Improving the state's chances for big-name car manufacturer is just one of the secondary benefits of the mill. The Department of Commerce estimates that for each of the 700 direct positions created by the mill, nearly three more will be created in the supply chain. About 2,000 temporary construction jobs will be created.

Hutchinson pointed to other "intangible" benefits.

"It is the success, it is spurring the economy on in ways that you really can't measure ... and the fact that Arkansas is going to play such an integral role in American-produced steel is pretty exciting," he said. "It's one of those calling cards. And you think about national security issues — one of the challenges is the import of steel from across the globe. Well, the more we produce in Arkansas and here in the United States, it's an intangible. It helps our entire country."

The mill's direct and indirect jobs, 900 in total, will account for $95 million in annual payroll.

With an average salary above $100,000, Preston was not concerned about filling the positions in a competitive job market. Workers have historically come from around the region to work at the mills in northeast Arkansas, and Arkansas Northeastern College in Blytheville has helped grow the labor pool with its two-year steel technology program.

Mississippi County has also given workers a good reason to relocate. The county is offering to pay 10% of the cost of a new home up to $50,000 for employees at the new mill. The incentive is funded by a half-cent economic development tax that voters first approved in 2003.
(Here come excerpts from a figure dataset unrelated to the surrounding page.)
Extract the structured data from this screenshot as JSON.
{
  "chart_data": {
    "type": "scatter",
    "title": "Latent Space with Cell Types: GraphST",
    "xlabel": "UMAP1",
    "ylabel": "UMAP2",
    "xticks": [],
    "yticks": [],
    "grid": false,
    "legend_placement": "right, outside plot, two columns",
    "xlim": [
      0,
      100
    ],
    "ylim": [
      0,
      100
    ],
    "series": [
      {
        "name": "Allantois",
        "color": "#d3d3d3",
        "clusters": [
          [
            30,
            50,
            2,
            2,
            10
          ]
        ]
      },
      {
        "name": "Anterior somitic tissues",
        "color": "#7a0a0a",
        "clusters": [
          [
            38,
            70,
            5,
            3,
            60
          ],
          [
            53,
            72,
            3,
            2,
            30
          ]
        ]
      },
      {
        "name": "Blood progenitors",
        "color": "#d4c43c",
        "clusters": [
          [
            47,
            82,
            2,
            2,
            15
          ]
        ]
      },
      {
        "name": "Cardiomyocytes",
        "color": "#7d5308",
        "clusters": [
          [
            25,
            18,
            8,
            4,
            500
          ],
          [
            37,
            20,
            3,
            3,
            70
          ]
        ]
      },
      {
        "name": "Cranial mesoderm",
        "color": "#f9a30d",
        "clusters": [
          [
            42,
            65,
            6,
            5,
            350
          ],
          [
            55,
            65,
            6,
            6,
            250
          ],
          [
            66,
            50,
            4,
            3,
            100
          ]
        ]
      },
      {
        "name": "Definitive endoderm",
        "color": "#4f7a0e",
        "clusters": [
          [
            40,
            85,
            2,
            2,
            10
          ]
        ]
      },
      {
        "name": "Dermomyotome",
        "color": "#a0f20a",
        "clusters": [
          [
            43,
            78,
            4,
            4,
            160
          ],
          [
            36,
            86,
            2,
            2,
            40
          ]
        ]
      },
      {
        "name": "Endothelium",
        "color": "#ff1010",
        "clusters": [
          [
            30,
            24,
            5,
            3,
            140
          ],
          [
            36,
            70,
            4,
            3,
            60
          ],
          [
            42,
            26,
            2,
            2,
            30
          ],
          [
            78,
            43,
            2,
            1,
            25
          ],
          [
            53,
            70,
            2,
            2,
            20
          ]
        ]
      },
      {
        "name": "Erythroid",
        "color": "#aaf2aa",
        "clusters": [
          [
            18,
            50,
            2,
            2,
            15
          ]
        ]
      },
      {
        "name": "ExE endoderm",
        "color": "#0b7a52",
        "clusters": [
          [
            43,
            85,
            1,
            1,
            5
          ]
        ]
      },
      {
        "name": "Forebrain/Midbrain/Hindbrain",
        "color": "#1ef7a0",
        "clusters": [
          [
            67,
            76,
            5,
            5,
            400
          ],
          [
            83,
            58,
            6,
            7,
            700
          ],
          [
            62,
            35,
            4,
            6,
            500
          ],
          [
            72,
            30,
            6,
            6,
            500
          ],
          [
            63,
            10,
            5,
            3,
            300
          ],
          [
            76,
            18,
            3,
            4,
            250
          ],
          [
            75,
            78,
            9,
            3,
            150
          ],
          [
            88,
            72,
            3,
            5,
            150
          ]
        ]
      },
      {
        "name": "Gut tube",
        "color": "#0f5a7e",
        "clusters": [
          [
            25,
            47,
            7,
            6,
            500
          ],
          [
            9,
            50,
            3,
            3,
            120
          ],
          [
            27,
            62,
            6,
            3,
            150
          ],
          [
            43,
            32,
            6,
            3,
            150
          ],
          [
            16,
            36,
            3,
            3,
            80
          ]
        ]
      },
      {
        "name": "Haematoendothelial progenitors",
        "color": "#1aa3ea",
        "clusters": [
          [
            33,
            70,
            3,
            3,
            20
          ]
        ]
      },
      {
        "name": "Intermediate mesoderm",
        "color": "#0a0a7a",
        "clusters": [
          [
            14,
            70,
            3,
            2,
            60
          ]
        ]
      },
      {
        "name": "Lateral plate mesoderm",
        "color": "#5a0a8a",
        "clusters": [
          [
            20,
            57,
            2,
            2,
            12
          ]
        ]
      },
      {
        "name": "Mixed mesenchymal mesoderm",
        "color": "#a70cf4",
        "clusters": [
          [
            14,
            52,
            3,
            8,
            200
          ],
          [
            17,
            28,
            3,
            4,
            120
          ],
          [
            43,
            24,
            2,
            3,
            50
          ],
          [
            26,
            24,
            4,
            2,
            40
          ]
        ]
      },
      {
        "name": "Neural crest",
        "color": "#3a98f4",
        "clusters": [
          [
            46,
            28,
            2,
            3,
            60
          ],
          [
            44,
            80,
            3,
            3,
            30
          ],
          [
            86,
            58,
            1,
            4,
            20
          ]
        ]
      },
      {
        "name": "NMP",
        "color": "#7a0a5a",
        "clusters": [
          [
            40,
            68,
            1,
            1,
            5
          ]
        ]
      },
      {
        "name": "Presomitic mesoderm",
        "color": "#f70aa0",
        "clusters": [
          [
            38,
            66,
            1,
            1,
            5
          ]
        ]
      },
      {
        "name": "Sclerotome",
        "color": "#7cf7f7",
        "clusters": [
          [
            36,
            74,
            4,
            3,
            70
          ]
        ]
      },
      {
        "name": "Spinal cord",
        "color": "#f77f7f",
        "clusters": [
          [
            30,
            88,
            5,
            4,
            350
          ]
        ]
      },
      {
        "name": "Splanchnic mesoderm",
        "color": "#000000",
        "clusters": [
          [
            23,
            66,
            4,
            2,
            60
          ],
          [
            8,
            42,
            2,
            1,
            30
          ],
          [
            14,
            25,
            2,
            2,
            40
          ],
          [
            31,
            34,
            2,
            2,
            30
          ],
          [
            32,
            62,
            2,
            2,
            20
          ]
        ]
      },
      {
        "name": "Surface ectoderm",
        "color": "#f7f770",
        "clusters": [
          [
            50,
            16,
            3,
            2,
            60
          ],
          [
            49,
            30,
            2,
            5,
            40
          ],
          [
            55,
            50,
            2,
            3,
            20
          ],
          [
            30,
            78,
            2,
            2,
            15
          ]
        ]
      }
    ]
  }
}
"I think people are going to want to come to that market," Preston said. "You might have people traveling in (to work) for a time but ... ultimately we'd like to get them here in Arkansas and have them become a resident of the state."

U.S. Steel qualified for state incentives including the Tax Back program, which provides sales and use tax refunds on the purchase of building materials and taxable machinery, and Create Rebate, an annual cash rebate based on the number of jobs added by a company. 

Final terms of the incentives were still being negotiated but lawmakers have authorized up to $11 million in annual income tax credits for the company and $50 million from the Governor’s Quick Action Closing Fund to be used for infrastructure. Preston said part of the infrastructure funds will be used to build rail spurs to ensure U.S. Steel can transport scrap and finished material to docks on the Mississippi River. 

Preston said supply chain issues that have disrupted the economy aren't expected to affect U.S. Steel's timeline for the project. The company wants to begin building in the first quarter of 2022 instead of waiting for the supply chain to possibly tighten, or for inflation to rise. And with the passage of the President Joe Biden's infrastructure law, which includes billions in funding for electric and alternative fuel vehicles, U.S. Steel sees an immediate need for its product.

The mill is expected to be completed and fully operational by 2024. 

It set a goal for zero-carbon production by 2050, looking to build on Big River Steel's federal recognition for environmental sustainability efforts and energy efficiency performance. Big River was the first in the world to receive a Leadership in Energy and Environmental Design (LEED) certification.